The heart of downtown Boston is slowly reopening. Business owners and the people who live on historic Boylston Street were let back into the area today, escorted by police.
It will be some time before things are back to normal. The six-block area has been cordoned off ever since two bombs killed three people and wounded 264 more.
Some of the people dealing with life-changing injuries and amputations got a visit from two men from Tampa Bay the last two days.
"Who needs sleep?" laughed Steve Chamberland. He is also an amputee, and his charity, 50legs.org is helping victims get their lives back on-track.
"Everything's good man, the weather's just a little colder than Florida," he said.
Chamberland says he has been running on adrenaline for days now. He has been helping the Nugent family in Palm Harbor, getting their daughter Ireland prosthetic feet after a lawn mower accident. Then the bombs went off in his hometown, and he decided to take his charity, 50 Legs, to Boston to help shoulder the costs of new limbs for the victims of the bombings.
"Just being able to give a hand back to your hometown you know?" said Chamberland. "All the great stuff we're doing in Florida, it's like when something tragic like this happens, it's nice to be able to help them out."
He is helping people like Bostonians Celeste and Sydney Corcoran, a mother and daughter who were injured in the blast. Celeste lost both legs, and she got some encouraging words from a Marine in the same condition.
"Yeah, I can't do anything right now," she said tearfully to the Marine.
"Right now, yes," he said in the video. "But I'm telling you with all my heart, you're gonna be more independent than you ever were."
"We actually had her laughing and it was a lot of fun in the room," said Chamberland. "So just to set their mind at ease for the half-hour, 45 minutes we were there, I just think it's nice to have a family smile again and just know that there's more."
They also met with Jeff Bauman. He is the man in a horrifying photograph seen around the world, where he is being wheeled away from the bombing scene, with one leg largely blown off.
"Just stating that positive attitude that we spread to them and tell them, you know, life ain't over as an amputee man, it's just the next step in your life," said Chamberland, who traveled with Tanner Kuth from Pasco County. We introduced you to him on FOX13 last week. He is also an ambassador for Disabled Sports America.
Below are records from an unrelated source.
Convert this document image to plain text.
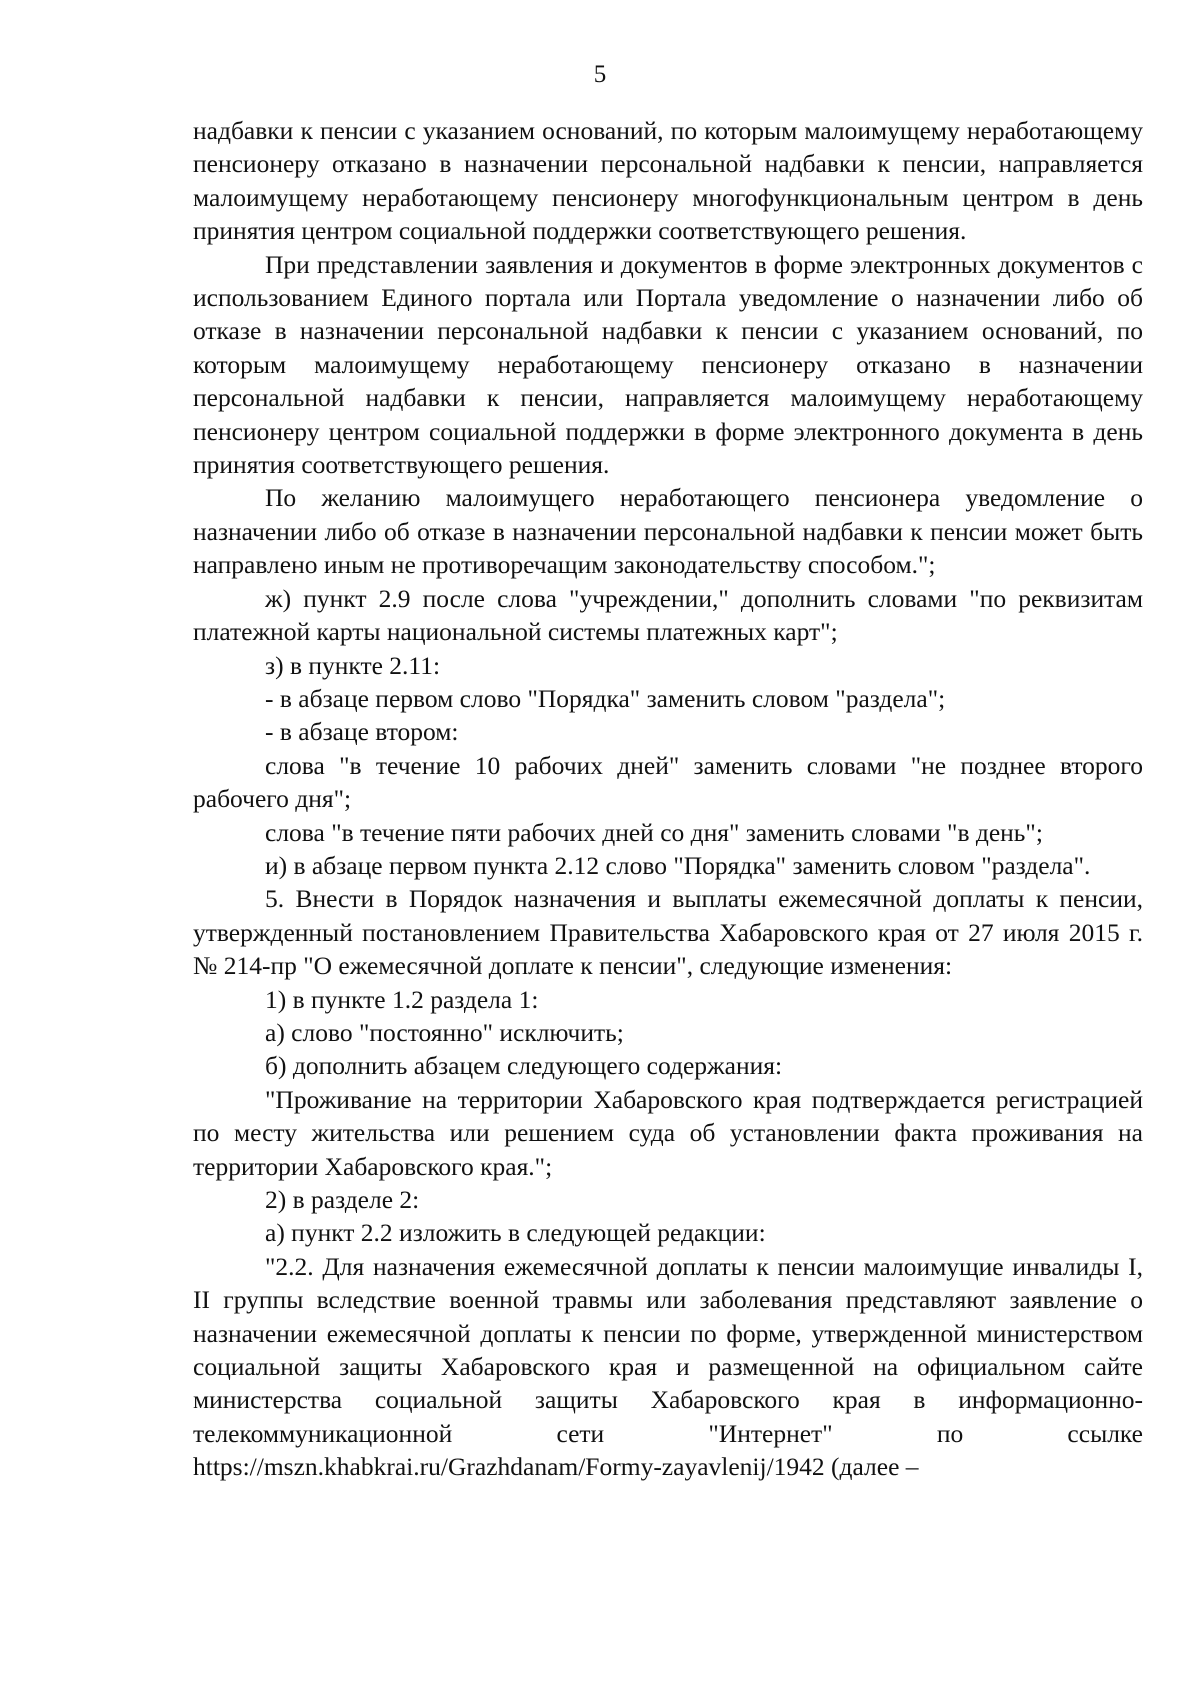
5

надбавки к пенсии с указанием оснований, по которым малоимущему неработающему пенсионеру отказано в назначении персональной надбавки к пенсии, направляется малоимущему неработающему пенсионеру многофункциональным центром в день принятия центром социальной поддержки соответствующего решения.

При представлении заявления и документов в форме электронных документов с использованием Единого портала или Портала уведомление о назначении либо об отказе в назначении персональной надбавки к пенсии с указанием оснований, по которым малоимущему неработающему пенсионеру отказано в назначении персональной надбавки к пенсии, направляется малоимущему неработающему пенсионеру центром социальной поддержки в форме электронного документа в день принятия соответствующего решения.

По желанию малоимущего неработающего пенсионера уведомление о назначении либо об отказе в назначении персональной надбавки к пенсии может быть направлено иным не противоречащим законодательству способом.";

ж) пункт 2.9 после слова "учреждении," дополнить словами "по реквизитам платежной карты национальной системы платежных карт";

з) в пункте 2.11:

- в абзаце первом слово "Порядка" заменить словом "раздела";

- в абзаце втором:

слова "в течение 10 рабочих дней" заменить словами "не позднее второго рабочего дня";

слова "в течение пяти рабочих дней со дня" заменить словами "в день";

и) в абзаце первом пункта 2.12 слово "Порядка" заменить словом "раздела".

5. Внести в Порядок назначения и выплаты ежемесячной доплаты к пенсии, утвержденный постановлением Правительства Хабаровского края от 27 июля 2015 г. № 214-пр "О ежемесячной доплате к пенсии", следующие изменения:

1) в пункте 1.2 раздела 1:

а) слово "постоянно" исключить;

б) дополнить абзацем следующего содержания:

"Проживание на территории Хабаровского края подтверждается регистрацией по месту жительства или решением суда об установлении факта проживания на территории Хабаровского края.";

2) в разделе 2:

а) пункт 2.2 изложить в следующей редакции:

"2.2. Для назначения ежемесячной доплаты к пенсии малоимущие инвалиды I, II группы вследствие военной травмы или заболевания представляют заявление о назначении ежемесячной доплаты к пенсии по форме, утвержденной министерством социальной защиты Хабаровского края и размещенной на официальном сайте министерства социальной защиты Хабаровского края в информационно-телекоммуникационной сети "Интернет" по ссылке https://mszn.khabkrai.ru/Grazhdanam/Formy-zayavlenij/1942 (далее –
"It's a great compliment to 50 Legs," said Kuth. "Because after we help them get moving with the prosthetics and stuff, DSUSA has the funding to get them out, and take them water skiing or take them snowboarding or if they want to do downhill sit skiing, There's so many things out there."
And it's not just about getting new limbs. Everything in their lives, from their homes to their cars, will now have to be transformed, to adjust to a new life with wheelchairs and prosthetics.